MBS I think most memoirs take the most fascinating, multifaceted, complicated lives and turn them into Choose Your Own Adventure books without the choice. I wanted to create something more layered and honest — I was drawn to exploring the places where my analysis stops, to using those gaps as openings into something more spontaneous and incisive. As a teenager I needed to create a facade of invulnerability in order to survive, in order to find other kids like myself, in order to go on living. But now that façade leaves me feeling shut off rather than connected. Now I’m drawn towards expressing vulnerability, I think that’s what will save me.
SFBG I felt like you left us with a cliffhanger in terms of your father reconciling with you over memories of your childhood sexual abuse. Was there ever any resolution?

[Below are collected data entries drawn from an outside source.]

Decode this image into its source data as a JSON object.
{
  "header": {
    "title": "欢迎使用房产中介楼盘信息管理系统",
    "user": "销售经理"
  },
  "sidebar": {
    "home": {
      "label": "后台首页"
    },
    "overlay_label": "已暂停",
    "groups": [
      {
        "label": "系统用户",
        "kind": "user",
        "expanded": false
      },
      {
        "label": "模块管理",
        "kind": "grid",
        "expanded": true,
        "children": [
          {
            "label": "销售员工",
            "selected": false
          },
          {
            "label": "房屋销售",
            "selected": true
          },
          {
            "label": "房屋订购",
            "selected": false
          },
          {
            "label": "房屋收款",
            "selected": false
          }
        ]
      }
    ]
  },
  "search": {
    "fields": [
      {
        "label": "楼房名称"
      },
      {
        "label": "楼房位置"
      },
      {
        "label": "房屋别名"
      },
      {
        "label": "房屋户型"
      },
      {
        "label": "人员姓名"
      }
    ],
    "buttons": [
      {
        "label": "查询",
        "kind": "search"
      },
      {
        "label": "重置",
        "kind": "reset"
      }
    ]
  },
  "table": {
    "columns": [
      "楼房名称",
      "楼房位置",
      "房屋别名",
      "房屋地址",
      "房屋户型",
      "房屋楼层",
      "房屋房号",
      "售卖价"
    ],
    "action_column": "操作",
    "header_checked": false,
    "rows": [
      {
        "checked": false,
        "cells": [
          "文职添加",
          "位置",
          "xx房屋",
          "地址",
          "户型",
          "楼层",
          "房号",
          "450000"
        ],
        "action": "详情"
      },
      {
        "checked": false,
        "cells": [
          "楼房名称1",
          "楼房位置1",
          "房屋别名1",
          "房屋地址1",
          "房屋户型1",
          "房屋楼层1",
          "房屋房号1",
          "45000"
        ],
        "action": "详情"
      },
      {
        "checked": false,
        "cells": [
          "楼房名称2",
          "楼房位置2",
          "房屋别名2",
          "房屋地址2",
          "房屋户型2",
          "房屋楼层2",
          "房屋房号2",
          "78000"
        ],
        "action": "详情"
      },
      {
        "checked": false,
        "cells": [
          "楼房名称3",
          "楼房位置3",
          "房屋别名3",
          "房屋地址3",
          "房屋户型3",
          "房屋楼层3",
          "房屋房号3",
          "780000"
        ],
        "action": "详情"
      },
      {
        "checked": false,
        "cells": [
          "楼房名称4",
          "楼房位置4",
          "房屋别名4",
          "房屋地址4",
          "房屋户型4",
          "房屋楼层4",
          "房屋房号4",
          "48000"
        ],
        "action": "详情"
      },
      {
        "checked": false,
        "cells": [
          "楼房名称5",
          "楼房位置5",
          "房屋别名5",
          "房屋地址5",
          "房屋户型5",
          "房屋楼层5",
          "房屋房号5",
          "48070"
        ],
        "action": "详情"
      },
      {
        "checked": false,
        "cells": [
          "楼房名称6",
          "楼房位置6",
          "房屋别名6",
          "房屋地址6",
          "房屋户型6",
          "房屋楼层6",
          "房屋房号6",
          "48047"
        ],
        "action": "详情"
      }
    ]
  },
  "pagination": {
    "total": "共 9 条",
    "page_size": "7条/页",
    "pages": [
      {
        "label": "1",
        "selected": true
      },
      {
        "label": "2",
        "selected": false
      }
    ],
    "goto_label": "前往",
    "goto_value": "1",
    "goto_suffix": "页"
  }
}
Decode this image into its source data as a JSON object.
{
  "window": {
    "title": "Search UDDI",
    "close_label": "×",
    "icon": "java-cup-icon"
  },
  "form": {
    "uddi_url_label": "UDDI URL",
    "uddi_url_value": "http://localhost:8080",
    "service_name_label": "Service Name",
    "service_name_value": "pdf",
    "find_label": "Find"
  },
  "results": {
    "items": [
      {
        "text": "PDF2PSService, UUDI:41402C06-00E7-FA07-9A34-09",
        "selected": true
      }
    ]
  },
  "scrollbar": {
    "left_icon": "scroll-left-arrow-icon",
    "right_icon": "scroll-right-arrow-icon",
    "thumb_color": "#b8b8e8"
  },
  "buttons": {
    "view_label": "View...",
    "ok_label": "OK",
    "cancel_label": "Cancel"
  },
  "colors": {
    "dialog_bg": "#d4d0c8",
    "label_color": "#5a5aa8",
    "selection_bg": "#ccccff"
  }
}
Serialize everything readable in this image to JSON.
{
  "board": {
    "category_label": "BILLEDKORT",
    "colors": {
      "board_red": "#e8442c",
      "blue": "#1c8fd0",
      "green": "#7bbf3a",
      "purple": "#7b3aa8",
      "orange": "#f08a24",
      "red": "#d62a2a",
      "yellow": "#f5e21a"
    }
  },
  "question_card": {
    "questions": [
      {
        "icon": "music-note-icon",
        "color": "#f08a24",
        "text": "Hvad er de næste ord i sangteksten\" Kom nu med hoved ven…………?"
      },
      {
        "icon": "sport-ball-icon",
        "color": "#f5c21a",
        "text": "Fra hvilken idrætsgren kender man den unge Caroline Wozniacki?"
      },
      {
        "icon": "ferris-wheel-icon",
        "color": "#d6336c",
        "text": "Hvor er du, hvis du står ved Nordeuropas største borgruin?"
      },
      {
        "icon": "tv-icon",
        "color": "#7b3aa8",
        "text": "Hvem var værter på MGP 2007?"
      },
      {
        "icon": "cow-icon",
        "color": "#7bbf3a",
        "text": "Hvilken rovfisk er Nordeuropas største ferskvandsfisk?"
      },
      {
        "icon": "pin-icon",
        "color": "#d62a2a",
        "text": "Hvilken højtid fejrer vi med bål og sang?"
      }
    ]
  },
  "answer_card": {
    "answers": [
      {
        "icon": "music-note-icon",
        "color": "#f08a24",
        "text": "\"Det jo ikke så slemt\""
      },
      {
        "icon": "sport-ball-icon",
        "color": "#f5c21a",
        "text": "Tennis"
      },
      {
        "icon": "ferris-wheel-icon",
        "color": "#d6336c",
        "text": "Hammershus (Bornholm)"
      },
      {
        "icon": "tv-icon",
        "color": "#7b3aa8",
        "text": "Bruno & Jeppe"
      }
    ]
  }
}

MBS I love that it felt like a cliffhanger for you even though the part about visiting my father before he died was right at the beginning. That was an incredibly intense moment for me, to visit him on his deathbed, to go to the house where I grew up with all that violence and still be able to express everything, to sob and tell him that I loved him, something I would never have imagined I would even want to say, but it’s what I felt in the moment and so I figured why not, he’ll be dead soon and I don’t want to hold anything in. For me that felt really powerful: it meant that all this work I’d done to become someone other than the person my parents wanted me to be, it really had worked. That was a certain kind of closure, that openness. But no, he refused to acknowledge anything. He wouldn’t even tell me that he loved me.
SFBG In terms of queer relationships and friendships, The End of San Francisco speaks insightfully about pain, desire, co-dependence, processing, betrayal, apathy, need, and abuse. Was there ever any love? Could there be?
MBS Yes, there was so much love – I hope that comes through in the book! And nothing has let me down more than love.